Oh, totally. The anticipation of this makes it even better, not worse: The ref becomes a combatant, the heel acts not just like a heel, but like a cowardly heel, with Mike Cole flopping his feet and everyone pointing and laughing not just because it is inherently funny, but because we all know we're supposed to find it inherently funny, and that we're supposed to point and laugh. This is a group activity. Elbow nudges and winks are implied. Like a joke you know is on the way, half of the value is in the anticipation.

Whence the charisma of this violent mess of confused hillbilly cliches, then?

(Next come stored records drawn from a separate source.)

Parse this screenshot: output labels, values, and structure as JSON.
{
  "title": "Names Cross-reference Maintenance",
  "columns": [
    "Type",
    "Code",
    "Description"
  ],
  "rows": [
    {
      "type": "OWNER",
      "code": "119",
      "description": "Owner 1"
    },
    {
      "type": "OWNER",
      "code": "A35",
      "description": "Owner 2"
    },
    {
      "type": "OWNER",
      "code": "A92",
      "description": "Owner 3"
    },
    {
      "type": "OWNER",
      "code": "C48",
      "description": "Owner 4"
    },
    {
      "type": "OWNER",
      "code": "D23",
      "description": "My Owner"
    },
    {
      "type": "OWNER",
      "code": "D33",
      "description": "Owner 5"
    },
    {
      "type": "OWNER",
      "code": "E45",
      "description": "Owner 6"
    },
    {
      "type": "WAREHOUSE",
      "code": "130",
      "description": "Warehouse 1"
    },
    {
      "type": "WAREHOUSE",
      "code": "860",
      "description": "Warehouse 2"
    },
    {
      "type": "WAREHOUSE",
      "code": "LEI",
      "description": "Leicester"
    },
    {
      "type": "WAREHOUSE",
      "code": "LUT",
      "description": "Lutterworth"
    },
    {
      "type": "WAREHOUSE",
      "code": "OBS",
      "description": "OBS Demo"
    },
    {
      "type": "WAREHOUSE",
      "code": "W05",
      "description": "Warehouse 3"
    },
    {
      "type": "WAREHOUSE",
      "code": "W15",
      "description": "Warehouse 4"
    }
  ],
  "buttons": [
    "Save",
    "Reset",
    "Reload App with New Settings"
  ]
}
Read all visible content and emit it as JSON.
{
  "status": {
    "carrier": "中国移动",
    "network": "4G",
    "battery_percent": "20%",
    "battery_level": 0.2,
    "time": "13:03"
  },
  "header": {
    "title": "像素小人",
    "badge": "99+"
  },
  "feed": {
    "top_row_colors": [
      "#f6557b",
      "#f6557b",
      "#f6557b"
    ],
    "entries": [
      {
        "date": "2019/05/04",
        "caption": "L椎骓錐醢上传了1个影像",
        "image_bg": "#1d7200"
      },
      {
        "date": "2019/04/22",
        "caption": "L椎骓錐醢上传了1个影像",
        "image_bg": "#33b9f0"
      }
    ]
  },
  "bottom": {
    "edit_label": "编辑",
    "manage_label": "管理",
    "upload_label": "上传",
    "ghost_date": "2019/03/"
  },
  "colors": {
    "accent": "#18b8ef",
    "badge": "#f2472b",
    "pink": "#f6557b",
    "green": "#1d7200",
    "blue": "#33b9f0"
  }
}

Because somehow, he's still got his own charisma, much like rednecks themselves? Because the entire character of Stone Cold is based on not caring -- on straight not giving an f -- in a way you or any other human being possibly could without being immediately incarcerated? And doing so while geeked on supplements and God knows what else while wearing tacky-ass jorts? Because at this core, in the right moment, Steve Austin's character is instructive, and that secretly you spend your days waiting for the moment to let your inner red dog off the chain and just rip into someone with redneck zeal? And that even though this will probably be someone at the exchange counter at Best Buy or a Delta Airlines clerk, that when you do this you'll feel just an ounce of that pure shitheel brilliance?

You have me there. I'd love to drop an elbow on Bank of America.

And follow it up by pouring beer on them and riding off in redneck glory like Stone Cold did on Saturday night? Wouldn't we all, sir. Wouldn't we all.